August 04, 2004

Ayah….

Dua minggu ini ingatan terus terkenang pada Ayah. Sosok yang sederhana, tenang, menerima segala sesuatu apa adanya, kadang terlalu hati-hati dan tidak suka marah. Seingat saya sampai dengan umur seperempat abad ini belum pernah perlakuan fisik mendarat di tubuhku (lagi pula memang gak perlu ya!). Tapi itulah Ayah, Ayah kami, citra seorang pendidik yang akan terpatri di benak kami anak-anaknya sampai dengan akhir hayat kelak.

Subuh di kampung kami biasanya diawali dengan pembacaan Tahriman melalui speker di Langgar yang cukup tua. Biasanya, pembacaan yang cukup keras itu membangunkan penduduk kampung. Hanya kemalasanlah yang sering membuat kami, anak-anak waktu itu malah lebih baik memasukkan kepala ke bawah bantal untuk meneruskan tidur.

Kejadian subuh di rumah pun berlangsung seperti biasanya. Suara khas Ayah mengawali bangun pagi kami dengan logat sundanya yang kental “Di...Di…gugah……,”Di….Di….gugah….Di…”.(Di…Di…bangun…().
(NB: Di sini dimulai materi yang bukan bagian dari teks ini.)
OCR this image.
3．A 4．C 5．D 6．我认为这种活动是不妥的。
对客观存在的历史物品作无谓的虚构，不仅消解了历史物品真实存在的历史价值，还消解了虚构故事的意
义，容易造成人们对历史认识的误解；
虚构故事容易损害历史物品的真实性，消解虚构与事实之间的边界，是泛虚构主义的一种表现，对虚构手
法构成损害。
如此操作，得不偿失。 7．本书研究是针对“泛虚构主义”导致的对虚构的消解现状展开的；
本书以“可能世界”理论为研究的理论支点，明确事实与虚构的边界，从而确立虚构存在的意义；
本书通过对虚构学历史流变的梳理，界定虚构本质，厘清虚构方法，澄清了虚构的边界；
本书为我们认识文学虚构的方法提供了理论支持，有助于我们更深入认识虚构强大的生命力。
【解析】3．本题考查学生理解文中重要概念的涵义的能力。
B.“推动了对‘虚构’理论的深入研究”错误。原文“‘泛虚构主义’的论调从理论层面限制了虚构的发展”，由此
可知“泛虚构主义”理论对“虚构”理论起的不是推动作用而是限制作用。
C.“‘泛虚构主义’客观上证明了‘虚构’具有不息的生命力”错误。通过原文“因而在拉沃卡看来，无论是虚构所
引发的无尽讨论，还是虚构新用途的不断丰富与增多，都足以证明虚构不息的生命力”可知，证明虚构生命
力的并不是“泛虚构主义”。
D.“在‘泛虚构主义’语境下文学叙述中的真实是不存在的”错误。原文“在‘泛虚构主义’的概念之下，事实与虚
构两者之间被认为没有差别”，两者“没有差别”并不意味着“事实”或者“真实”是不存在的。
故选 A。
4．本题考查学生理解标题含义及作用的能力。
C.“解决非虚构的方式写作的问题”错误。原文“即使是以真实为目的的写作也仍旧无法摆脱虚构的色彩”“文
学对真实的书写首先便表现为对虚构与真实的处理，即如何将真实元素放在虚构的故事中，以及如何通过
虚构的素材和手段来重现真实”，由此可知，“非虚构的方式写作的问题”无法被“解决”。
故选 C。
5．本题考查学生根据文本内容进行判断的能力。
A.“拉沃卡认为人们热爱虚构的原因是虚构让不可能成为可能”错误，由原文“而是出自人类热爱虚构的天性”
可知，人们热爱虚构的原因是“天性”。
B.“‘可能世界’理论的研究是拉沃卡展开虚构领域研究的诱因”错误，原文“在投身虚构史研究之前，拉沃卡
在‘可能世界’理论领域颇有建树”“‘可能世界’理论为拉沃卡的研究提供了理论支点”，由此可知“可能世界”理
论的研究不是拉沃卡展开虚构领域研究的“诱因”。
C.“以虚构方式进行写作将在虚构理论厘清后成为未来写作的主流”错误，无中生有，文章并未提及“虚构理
Panggilan itu diulang-ulang sampai kami bangun. Wah!, kalau dihitung pasti males ngitungnya. Saking males ngitung, kadang panggilan yang akrab di setiap bangun pagi kami itu berhasil dengan sukses membuat bangun. Tentunya dengan jengkel dan ingin marah :P. Tapi ternyata cara itulah yang setiap pagi dapat membangunkan kami.
Hari ini, kangen akan Ayah kembali menyelimuti. Nanti kalau waktunya pulang. Saya akan bangun kesiangan untuk dibangunkan seperti waktu kecil dulu. “Di…Di….gugah…!” Di…Di….gugah…!”.